Biggest mistake is to do nothing about disruptive technology, says Chief Justice Sundaresh Menon

Chief Justice Sundaresh Menon said the consequences of inaction can be dire, drawing on the "spectre of technological unemployment" as a warning to lawyers.
Chief Justice Sundaresh Menon said the consequences of inaction can be dire, drawing on the "spectre of technological unemployment" as a warning to lawyers.PHOTO: ST FILE

SINGAPORE - Chief Justice Sundaresh Menon has urged the legal profession to seize the moment and be at the front line of technological change, warning that the "biggest mistake" would be to do nothing.

Setting out the rapid tech-triggered developments that affect both industry players and regulators, he gave several examples in diverse areas to underline his call for unified action.

"There are many reasons that might tempt us to turn away from the change but, as these examples show, surrendering our fates in this way will only take us closer to undesirable outcomes - the obsolescence of our skills, the irrelevance of what we provide and the descent into ethical black holes," he said on Thursday (April 25).

CJ Menon made the point in a speech, titled "Deep Thinking: The future of the legal profession in an age of technology", at a gala dinner of the Inter-Pacific Bar Association Annual Meeting and Conference, which was attended by a record 1,250 people from across the world. The events were held at the Raffles City Convention Centre.

His address comes at a time when "technology will be the single most potent force to reshape our profession in the years to come".

The consequences of inaction can be dire, he added, drawing on the "spectre of technological unemployment" as a warning to lawyers.

The Chief Justice cited the reported case two years ago of a Japanese insurance firm, in which more than 30 members of its staff were laid off and replaced by an AI system said to have the cognitive ability to read tens of thousands of medical certificates and calculate payouts, among other things.

It dramatically reduced the number of man hours needed for the purpose.

"In much the same way, law firms too are fast incorporating AI into their work processes and who is to say that the same fate will not befall those of us who would rather deny the impact that modern technology is having on our profession?" he said.

Technology is leaving a "telling mark" on the legal profession through the new players it has spawned as well as the new products that have proliferated the market, he noted.

The impact posed challenges in at least four areas: how lawyers are trained and students are educated, how the profession is organised, how it preserves basic values and ethics as well as how the sound development of the law is safeguarded.

CJ Menon suggested that law firms should see themselves as places where lawyers go not only to work but learn their trade in digital terms.

Also, polytechnics could consider training a corp of allied legal professionals as legal services will increasingly involve others from related disciplines, such as data science and project management, process analysis, he said.

He cited the analogy of medical practice where doctors commonly work with those in related disciplines, such as speech therapists and physiotherapists.

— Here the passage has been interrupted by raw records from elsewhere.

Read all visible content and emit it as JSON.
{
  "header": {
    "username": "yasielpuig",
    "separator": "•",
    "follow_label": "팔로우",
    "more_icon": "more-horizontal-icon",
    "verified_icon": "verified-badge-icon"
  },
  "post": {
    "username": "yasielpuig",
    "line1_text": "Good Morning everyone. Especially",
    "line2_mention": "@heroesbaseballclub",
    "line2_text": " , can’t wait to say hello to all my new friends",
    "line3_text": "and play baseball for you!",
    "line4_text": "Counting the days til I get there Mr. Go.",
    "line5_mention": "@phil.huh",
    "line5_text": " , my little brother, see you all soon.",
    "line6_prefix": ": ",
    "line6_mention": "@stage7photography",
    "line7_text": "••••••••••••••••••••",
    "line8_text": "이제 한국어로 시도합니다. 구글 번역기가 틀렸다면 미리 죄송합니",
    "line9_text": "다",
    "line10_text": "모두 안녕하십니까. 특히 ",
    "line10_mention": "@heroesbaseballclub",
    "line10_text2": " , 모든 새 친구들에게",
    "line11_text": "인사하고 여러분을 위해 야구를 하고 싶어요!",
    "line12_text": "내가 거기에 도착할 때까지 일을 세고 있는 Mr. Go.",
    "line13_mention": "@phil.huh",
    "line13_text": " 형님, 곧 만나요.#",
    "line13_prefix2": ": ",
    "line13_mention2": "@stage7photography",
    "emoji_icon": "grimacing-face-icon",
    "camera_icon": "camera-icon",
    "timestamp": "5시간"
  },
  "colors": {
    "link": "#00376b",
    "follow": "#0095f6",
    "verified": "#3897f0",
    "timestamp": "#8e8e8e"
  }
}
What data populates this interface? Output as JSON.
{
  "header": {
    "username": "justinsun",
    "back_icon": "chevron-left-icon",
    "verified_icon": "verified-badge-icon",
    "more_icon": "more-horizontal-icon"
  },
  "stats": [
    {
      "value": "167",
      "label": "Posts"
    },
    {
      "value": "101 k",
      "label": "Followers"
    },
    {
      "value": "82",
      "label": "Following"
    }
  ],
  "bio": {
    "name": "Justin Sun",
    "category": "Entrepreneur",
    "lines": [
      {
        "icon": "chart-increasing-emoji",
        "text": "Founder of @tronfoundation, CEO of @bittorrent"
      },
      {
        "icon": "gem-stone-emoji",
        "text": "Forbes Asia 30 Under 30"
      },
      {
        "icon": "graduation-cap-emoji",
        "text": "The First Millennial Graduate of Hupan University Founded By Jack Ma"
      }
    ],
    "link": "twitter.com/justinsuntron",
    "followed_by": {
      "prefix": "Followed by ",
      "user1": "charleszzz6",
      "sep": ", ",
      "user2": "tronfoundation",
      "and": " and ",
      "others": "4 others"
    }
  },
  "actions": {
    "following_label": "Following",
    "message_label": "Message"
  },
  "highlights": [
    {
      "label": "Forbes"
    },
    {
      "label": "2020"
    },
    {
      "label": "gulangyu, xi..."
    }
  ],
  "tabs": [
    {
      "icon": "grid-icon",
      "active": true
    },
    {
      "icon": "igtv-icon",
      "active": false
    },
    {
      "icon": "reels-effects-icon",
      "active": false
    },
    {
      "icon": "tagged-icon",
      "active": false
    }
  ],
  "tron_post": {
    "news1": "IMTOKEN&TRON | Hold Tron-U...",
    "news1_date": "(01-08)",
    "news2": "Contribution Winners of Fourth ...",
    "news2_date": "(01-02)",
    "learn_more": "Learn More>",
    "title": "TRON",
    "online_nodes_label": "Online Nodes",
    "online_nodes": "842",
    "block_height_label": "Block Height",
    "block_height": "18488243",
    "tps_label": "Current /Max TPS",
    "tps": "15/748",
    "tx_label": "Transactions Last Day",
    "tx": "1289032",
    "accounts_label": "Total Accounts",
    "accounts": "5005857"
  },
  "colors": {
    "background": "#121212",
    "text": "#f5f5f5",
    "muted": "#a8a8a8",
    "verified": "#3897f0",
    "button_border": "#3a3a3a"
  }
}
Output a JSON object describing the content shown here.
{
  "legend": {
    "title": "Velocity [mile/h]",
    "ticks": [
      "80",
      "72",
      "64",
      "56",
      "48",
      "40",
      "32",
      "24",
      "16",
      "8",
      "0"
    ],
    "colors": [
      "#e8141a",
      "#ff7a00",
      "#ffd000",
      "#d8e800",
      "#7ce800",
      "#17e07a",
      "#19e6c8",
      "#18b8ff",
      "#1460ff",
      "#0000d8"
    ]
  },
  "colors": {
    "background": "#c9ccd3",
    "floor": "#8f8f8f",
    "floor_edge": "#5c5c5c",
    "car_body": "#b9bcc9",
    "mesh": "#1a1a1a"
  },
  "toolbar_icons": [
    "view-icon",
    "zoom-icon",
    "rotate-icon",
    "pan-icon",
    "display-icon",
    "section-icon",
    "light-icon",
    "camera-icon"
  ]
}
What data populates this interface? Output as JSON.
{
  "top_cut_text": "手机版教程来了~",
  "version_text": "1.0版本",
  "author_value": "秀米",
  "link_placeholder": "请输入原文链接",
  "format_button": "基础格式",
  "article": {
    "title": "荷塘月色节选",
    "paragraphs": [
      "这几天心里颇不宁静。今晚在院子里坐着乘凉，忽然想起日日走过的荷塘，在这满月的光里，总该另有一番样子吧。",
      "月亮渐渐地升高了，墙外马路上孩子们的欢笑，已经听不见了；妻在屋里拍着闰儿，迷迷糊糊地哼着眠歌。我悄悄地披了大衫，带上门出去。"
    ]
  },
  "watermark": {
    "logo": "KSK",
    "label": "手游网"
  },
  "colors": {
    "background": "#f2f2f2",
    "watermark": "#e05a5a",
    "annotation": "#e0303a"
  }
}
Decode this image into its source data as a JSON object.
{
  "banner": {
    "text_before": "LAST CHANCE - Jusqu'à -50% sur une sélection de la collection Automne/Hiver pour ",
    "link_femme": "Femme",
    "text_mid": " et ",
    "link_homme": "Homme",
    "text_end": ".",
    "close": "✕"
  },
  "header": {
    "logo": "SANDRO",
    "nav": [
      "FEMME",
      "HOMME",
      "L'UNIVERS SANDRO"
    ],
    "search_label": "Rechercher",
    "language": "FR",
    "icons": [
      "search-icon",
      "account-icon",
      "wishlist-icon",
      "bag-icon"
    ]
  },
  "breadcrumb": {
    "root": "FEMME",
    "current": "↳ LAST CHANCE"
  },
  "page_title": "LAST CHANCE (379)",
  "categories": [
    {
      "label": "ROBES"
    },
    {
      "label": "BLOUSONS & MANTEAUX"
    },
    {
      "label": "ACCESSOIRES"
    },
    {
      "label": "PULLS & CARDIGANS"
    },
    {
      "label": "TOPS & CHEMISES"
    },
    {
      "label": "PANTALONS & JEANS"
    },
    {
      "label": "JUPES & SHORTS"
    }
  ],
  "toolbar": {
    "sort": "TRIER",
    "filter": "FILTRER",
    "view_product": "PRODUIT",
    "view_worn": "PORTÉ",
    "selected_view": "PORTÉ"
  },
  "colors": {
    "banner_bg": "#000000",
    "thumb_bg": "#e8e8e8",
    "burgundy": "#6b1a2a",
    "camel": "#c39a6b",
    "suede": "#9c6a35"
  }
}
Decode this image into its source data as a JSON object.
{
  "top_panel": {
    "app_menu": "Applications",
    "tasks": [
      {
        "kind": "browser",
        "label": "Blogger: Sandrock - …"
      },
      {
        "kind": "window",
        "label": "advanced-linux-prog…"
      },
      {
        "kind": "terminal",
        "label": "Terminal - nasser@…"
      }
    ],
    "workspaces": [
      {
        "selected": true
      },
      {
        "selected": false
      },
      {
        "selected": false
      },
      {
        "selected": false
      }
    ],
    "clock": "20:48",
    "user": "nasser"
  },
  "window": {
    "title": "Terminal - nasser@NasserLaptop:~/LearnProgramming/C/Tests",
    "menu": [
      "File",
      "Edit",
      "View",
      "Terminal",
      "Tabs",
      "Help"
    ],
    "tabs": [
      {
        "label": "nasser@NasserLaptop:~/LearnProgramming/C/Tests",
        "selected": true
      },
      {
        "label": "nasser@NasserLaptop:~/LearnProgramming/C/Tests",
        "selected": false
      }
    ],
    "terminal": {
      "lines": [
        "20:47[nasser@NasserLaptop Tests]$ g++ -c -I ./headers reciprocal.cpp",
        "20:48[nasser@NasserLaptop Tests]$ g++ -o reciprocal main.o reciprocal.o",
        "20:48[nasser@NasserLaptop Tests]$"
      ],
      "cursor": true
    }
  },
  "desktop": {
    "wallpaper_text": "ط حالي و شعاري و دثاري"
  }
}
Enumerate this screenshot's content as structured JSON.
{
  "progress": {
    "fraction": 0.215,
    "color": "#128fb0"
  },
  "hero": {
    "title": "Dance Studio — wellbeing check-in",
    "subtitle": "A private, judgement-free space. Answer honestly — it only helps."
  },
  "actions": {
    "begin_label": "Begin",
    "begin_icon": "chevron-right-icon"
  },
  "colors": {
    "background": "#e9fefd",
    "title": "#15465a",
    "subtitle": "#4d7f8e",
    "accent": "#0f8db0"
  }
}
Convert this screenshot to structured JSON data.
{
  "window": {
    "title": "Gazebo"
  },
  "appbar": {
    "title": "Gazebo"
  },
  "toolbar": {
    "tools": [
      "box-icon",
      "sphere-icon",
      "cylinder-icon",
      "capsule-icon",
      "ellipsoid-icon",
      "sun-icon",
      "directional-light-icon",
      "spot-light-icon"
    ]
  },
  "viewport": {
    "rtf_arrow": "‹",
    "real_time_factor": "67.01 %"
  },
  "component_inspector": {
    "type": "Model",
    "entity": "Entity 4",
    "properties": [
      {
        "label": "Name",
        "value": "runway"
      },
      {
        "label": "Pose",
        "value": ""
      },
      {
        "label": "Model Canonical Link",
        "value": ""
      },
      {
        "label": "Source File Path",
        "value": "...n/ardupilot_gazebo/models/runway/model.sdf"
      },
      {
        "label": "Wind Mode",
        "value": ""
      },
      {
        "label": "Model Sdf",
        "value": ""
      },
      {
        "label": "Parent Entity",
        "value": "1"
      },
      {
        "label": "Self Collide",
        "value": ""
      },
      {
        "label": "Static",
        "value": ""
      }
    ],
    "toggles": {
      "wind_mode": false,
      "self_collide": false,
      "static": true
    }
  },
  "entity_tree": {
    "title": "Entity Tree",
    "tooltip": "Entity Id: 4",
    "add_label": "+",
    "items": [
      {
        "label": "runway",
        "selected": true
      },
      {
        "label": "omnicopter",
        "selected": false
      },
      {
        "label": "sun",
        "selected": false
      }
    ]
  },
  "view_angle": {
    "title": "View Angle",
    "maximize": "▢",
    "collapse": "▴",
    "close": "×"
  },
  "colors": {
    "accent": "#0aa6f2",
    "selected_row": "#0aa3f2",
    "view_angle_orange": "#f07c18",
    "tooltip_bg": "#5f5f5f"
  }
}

At the industry level, the advent of alternative service providers online posed the challenge of how they should be regulated.

"Are we comfortable, for example, having online platforms like chatbots provide not just legal information but legal advice? Even if we were prepared to allow machines to go that far, who would liability attach to if such advice turned out to be wrong?"

Stressing the need to ensure there is no dip in the overall quality of legal services, the Chief Justice said regulators have to think about striking a suitable balance but not postpone a "necessary exercise".

"The problem is an outsized one and we will make little headway if we concentrate only on fixing those issues that are apparent from where we each stand."

He added: "Our greatest strength lies in our unity and, if we can draw on that to broaden our field of vision, to collaborate across borders and exchange perspectives on the lessons we have each learnt, I think that will offer us the best prospect of creating holistic and durable solutions that might prove fit for a time of epochal change."